Mentre saliva a Gerusalemme, Gesù prese in disparte i dodici discepoli e lungo il cammino disse loro: “Ecco, noi saliamo a Gerusalemme e il Figlio dell’uomo sarà consegnato ai capi dei sacerdoti e agli scribi; lo condanneranno a morte e lo consegneranno ai pagani perché venga deriso e flagellato e crocifisso, e il terzo giorno risorgerà”. Allora gli si avvicinò la madre dei figli di Zebedeo con i suoi figli e si prostrò per chiedergli qualcosa. Egli le disse: “Che cosa vuoi?”. Gli rispose: “Di’ che questi miei due figli siedano uno alla tua destra e uno alla tua sinistra nel tuo regno”. Rispose Gesù: “Voi non sapete quello che chiedete. Potete bere il calice che io sto per bere?”. Gli dicono: “Lo possiamo”. Ed egli disse loro: “Il mio calice, lo berrete; però sedere alla mia destra e alla mia sinistra non sta a me concederlo: è per coloro per i quali il Padre mio lo ha preparato”. Gli altri dieci, avendo sentito, si sdegnarono con i due fratelli. Ma Gesù li chiamò a sé e disse: “Voi sapete che i governanti delle nazioni dominano su di esse e i capi le opprimono. Tra voi non sarà così; ma chi vuole diventare grande tra voi, sarà vostro servitore e chi vuole essere il primo tra voi, sarà vostro schiavo. Come il Figlio dell’uomo, che non è venuto per farsi servire, ma per servire e dare la propria vita in riscatto per molti”. (Mt 20, 17-28)
Viene qui evidenziata l’incomprensione dei discepoli: Gesù aveva predetto il suo annientamento, e i discepoli sognano i primi seggi in un regno terreno. Matteo cerca di salvaguardare la reputazione dei figli di Zebedeo mandando avanti la madre: non sono loro, come in Marco, che hanno la sfacciataggine di chiedere a Gesù i primi posti, ma Salome, la madre. La salita al Calvario aveva esaltato i tre apostoli più seguiti da Gesù, presenti alla risurrezione della figlia di Giairo, nella Trasfigurazione e nel Getsemani.

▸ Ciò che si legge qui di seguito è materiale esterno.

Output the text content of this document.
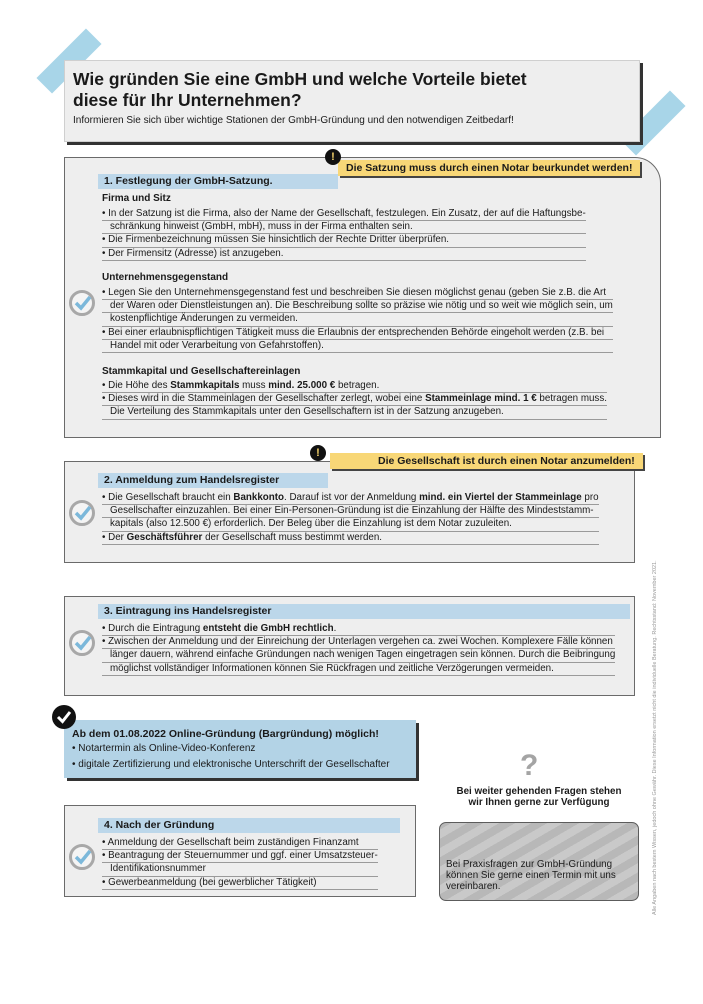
Wie gründen Sie eine GmbH und welche Vorteile bietet diese für Ihr Unternehmen?
Informieren Sie sich über wichtige Stationen der GmbH-Gründung und den notwendigen Zeitbedarf!
1. Festlegung der GmbH-Satzung.
Firma und Sitz
• In der Satzung ist die Firma, also der Name der Gesellschaft, festzulegen. Ein Zusatz, der auf die Haftungsbe-
schränkung hinweist (GmbH, mbH), muss in der Firma enthalten sein.
• Die Firmenbezeichnung müssen Sie hinsichtlich der Rechte Dritter überprüfen.
• Der Firmensitz (Adresse) ist anzugeben.
Unternehmensgegenstand
• Legen Sie den Unternehmensgegenstand fest und beschreiben Sie diesen möglichst genau (geben Sie z.B. die Art
der Waren oder Dienstleistungen an). Die Beschreibung sollte so präzise wie nötig und so weit wie möglich sein, um
kostenpflichtige Änderungen zu vermeiden.
• Bei einer erlaubnispflichtigen Tätigkeit muss die Erlaubnis der entsprechenden Behörde eingeholt werden (z.B. bei
Handel mit oder Verarbeitung von Gefahrstoffen).
Stammkapital und Gesellschaftereinlagen
• Die Höhe des Stammkapitals muss mind. 25.000 € betragen.
• Dieses wird in die Stammeinlagen der Gesellschafter zerlegt, wobei eine Stammeinlage mind. 1 € betragen muss.
Die Verteilung des Stammkapitals unter den Gesellschaftern ist in der Satzung anzugeben.
!
Die Satzung muss durch einen Notar beurkundet werden!
2. Anmeldung zum Handelsregister
• Die Gesellschaft braucht ein Bankkonto. Darauf ist vor der Anmeldung mind. ein Viertel der Stammeinlage pro
Gesellschafter einzuzahlen. Bei einer Ein-Personen-Gründung ist die Einzahlung der Hälfte des Mindeststamm-
kapitals (also 12.500 €) erforderlich. Der Beleg über die Einzahlung ist dem Notar zuzuleiten.
• Der Geschäftsführer der Gesellschaft muss bestimmt werden.
!
Die Gesellschaft ist durch einen Notar anzumelden!
3. Eintragung ins Handelsregister
• Durch die Eintragung entsteht die GmbH rechtlich.
• Zwischen der Anmeldung und der Einreichung der Unterlagen vergehen ca. zwei Wochen. Komplexere Fälle können
länger dauern, während einfache Gründungen nach wenigen Tagen eingetragen sein können. Durch die Beibringung
möglichst vollständiger Informationen können Sie Rückfragen und zeitliche Verzögerungen vermeiden.
Ab dem 01.08.2022 Online-Gründung (Bargründung) möglich!
• Notartermin als Online-Video-Konferenz
• digitale Zertifizierung und elektronische Unterschrift der Gesellschafter
4. Nach der Gründung
• Anmeldung der Gesellschaft beim zuständigen Finanzamt
• Beantragung der Steuernummer und ggf. einer Umsatzsteuer-
Identifikationsnummer
• Gewerbeanmeldung (bei gewerblicher Tätigkeit)
?
Bei weiter gehenden Fragen stehen wir Ihnen gerne zur Verfügung
Bei Praxisfragen zur GmbH-Gründung können Sie gerne einen Termin mit uns vereinbaren.	Alle Angaben nach bestem Wissen, jedoch ohne Gewähr. Diese Information ersetzt nicht die individuelle Beratung. Rechtsstand: November 2021.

Essi credono imminente l’inaugurazione del regno messianico, che concepiscono come mondano e cercano di accaparrarsi le poltrone migliori. I due discepoli avrebbero perseverato nella sequela di Gesù, condividendone i patimenti. In effetti, Giacomo venne martirizzato da Erode Agrippa nel 44 d.C. circa. Giovanni invece non morì martire. Eppure è associato alla sorte di Giacomo. Ciò conferma che probabilmente la profezia di Gesù non è una vaticinium ex eventu, una previsione dell’evento. Gesù riconosce che i due discepoli parteciperanno alla sua sorte di persecuzione e morte, ma spetta al Padre assegnare il premio, che rappresenta un dono della sua libera iniziativa di amore.
Nello sguardo che diamo al crocifisso, vi sia sempre tanta ammirazione e fede. Ma Cristo si imita in Maria, dove non vi sono né sangue, né miracoli, ma solo fede e quotidianità, ordinata da una intelligenza che la fede illumina e diviene passione famigliare e lavorativa. Le testimonianze straordinarie non vanno mai cercate; vengono come dono che solo il cielo può concedere.